The key event as a child had been failing the 11 plus exam, this was what for many years decided the shape of secondary education in the UK, those who passed went to separate and better resourced state schools. The exam was intended as a measure of intelligence and a predictor of developing abilities. Now the education system is selective in other ways, but it remains the case that most people’s common-sense understanding of personality and child development is that childhood is the moment of opportunity, for afterwards personality and capabilities are much more stable and enduring. Those who believe in democracy, latch-on to ideas such as ‘equality of opportunity’ and anything else that may make society more meritocratic. Alas this has meant an ever expanding public sector and the attempt by the bureaucratically minded to develop ever more complex rules to ensure equality of outcomes - systems, which run on ideas about capabilities and the judgement of certificated experts. Somehow out of this, I and millions of others have come to feel excluded despite over the years being in receipt of a disproportionate amount of public resources!

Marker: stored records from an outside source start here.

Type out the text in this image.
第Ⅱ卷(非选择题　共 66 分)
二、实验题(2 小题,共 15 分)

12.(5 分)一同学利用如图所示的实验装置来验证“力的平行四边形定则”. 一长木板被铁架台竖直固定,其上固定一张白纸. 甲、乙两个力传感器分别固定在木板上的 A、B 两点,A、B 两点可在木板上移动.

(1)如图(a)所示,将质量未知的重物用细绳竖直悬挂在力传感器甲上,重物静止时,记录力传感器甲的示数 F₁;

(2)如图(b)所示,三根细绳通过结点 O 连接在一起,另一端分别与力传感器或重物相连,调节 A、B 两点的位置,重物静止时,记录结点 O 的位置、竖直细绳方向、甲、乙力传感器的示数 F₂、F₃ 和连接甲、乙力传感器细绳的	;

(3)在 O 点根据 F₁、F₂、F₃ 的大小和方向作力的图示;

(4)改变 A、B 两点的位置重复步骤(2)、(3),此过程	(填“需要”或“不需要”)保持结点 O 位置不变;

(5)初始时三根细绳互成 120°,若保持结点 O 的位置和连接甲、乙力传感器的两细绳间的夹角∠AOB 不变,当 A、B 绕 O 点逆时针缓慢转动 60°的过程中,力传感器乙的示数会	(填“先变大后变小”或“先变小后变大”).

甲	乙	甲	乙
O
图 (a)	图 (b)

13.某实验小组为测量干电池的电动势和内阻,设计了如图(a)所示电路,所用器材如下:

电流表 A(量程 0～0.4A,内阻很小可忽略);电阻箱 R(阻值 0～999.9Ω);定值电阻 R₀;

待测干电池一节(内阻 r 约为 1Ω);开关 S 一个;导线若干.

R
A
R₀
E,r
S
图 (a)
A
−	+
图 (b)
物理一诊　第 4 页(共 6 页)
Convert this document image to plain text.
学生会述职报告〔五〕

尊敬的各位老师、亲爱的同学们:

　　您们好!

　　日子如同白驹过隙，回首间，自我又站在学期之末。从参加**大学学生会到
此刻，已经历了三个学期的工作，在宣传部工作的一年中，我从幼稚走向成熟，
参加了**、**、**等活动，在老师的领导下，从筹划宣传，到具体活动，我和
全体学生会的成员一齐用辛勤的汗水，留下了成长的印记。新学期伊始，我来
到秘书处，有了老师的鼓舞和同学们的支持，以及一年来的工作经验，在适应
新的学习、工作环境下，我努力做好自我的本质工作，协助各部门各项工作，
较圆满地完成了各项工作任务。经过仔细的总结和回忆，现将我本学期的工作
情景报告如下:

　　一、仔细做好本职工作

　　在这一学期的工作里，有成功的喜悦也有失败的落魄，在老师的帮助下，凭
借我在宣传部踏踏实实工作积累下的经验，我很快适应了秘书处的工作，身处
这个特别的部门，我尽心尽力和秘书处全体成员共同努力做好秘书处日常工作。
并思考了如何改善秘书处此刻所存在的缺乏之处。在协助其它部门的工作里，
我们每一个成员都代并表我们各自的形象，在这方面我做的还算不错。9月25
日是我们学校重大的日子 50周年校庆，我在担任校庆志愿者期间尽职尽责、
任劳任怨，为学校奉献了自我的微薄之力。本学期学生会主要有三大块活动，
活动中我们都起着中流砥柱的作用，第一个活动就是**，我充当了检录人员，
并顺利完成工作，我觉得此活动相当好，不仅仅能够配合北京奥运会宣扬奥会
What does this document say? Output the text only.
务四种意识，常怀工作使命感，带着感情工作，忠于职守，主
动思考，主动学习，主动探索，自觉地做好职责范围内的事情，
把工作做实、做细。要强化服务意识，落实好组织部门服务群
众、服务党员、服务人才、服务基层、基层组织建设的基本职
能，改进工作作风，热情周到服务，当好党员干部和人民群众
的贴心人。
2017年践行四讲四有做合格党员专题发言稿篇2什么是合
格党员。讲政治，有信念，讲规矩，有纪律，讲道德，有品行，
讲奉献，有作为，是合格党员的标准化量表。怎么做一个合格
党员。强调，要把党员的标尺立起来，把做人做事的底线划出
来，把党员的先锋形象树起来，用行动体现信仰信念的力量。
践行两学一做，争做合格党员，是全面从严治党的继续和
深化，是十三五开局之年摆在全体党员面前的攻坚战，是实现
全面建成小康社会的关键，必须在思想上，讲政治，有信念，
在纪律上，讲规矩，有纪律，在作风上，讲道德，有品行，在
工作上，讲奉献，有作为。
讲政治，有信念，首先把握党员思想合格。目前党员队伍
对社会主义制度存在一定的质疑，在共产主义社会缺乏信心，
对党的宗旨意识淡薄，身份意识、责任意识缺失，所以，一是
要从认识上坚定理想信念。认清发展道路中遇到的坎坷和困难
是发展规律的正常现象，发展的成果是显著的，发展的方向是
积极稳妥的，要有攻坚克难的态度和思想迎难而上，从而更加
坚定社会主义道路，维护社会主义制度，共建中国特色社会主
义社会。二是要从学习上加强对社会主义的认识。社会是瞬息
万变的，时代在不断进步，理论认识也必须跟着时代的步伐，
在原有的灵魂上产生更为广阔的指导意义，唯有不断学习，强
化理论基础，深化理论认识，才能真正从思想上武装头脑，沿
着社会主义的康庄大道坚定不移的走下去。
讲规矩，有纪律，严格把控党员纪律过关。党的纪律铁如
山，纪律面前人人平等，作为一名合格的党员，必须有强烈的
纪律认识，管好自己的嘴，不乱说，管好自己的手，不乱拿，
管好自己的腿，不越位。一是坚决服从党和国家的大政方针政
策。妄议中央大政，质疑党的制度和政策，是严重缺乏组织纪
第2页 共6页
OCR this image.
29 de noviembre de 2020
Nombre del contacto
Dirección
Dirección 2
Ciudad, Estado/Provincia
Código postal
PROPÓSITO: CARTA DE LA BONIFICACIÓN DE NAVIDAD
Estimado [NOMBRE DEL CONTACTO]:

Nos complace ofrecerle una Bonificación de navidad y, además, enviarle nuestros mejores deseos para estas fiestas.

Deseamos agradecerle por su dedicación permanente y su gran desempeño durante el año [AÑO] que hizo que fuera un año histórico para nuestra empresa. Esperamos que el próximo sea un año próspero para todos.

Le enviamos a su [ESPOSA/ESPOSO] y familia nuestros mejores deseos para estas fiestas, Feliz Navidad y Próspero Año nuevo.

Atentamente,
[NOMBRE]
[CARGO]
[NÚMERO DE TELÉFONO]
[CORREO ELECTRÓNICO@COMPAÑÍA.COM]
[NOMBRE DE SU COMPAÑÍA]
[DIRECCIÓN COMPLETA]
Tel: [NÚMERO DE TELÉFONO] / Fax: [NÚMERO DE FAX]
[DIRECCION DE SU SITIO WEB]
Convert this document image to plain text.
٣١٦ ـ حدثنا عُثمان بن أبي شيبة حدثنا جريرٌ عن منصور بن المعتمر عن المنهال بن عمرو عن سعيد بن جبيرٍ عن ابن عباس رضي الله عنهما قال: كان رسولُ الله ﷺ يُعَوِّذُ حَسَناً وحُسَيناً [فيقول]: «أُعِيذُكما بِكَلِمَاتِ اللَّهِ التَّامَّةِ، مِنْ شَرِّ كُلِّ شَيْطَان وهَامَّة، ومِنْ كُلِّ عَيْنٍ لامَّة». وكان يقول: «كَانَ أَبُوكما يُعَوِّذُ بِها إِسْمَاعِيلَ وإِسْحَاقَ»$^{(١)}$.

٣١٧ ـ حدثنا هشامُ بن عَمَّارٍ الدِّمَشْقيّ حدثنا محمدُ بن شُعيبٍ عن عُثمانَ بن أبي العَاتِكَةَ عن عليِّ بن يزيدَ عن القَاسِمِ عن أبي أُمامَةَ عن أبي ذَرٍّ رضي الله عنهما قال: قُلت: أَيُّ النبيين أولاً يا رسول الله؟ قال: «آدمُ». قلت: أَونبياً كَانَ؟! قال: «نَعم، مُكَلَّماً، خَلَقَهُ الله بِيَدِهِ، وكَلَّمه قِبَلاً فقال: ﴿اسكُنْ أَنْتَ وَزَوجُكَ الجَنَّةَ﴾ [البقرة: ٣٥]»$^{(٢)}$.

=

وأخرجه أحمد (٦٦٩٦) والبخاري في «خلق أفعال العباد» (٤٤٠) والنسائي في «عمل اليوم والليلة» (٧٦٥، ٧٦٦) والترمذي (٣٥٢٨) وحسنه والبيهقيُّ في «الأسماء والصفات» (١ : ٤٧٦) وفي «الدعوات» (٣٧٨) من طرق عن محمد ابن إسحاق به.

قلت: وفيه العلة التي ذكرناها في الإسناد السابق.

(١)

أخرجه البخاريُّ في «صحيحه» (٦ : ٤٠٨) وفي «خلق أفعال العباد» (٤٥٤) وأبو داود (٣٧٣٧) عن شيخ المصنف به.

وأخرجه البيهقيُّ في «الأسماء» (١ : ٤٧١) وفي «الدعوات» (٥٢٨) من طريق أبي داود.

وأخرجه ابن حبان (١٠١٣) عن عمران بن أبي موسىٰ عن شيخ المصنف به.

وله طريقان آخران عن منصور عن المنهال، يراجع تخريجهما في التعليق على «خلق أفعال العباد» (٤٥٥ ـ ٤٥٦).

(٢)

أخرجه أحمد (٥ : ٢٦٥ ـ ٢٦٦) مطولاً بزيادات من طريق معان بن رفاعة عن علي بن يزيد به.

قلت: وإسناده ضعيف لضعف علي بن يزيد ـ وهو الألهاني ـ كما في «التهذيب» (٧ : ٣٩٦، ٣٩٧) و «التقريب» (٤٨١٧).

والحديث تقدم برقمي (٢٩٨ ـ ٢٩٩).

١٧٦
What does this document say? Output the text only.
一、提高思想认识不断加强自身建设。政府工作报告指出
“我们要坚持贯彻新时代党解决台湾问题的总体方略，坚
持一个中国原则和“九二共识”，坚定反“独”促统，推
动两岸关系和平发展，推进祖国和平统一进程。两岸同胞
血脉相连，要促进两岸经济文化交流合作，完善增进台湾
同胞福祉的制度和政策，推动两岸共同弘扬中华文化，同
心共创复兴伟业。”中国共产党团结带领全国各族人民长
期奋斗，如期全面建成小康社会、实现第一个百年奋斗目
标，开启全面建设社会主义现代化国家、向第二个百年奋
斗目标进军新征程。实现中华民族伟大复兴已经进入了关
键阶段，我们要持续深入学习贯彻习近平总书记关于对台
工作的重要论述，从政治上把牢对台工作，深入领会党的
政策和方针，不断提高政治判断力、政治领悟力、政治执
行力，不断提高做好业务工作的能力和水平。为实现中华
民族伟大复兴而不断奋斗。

Somewhere along the line my emotional education never caught up with my intellectual achievements - whilst I understand only too well that every thought comes from somewhere and always carries with it an emotional tag. With enough intellectual confidence you can be a genuine scholar throughout life, focused on the ‘pleasure of finding things out’ rather than on status or reward. But even being able to apply intellect to emotional life is a limited advantage. But with each insight of the academic community into what in nature holds families and communities together there comes a new group of experts demanding to spend more of the public’s money to assure rights and entitlements to the very things which cannot be legislated for.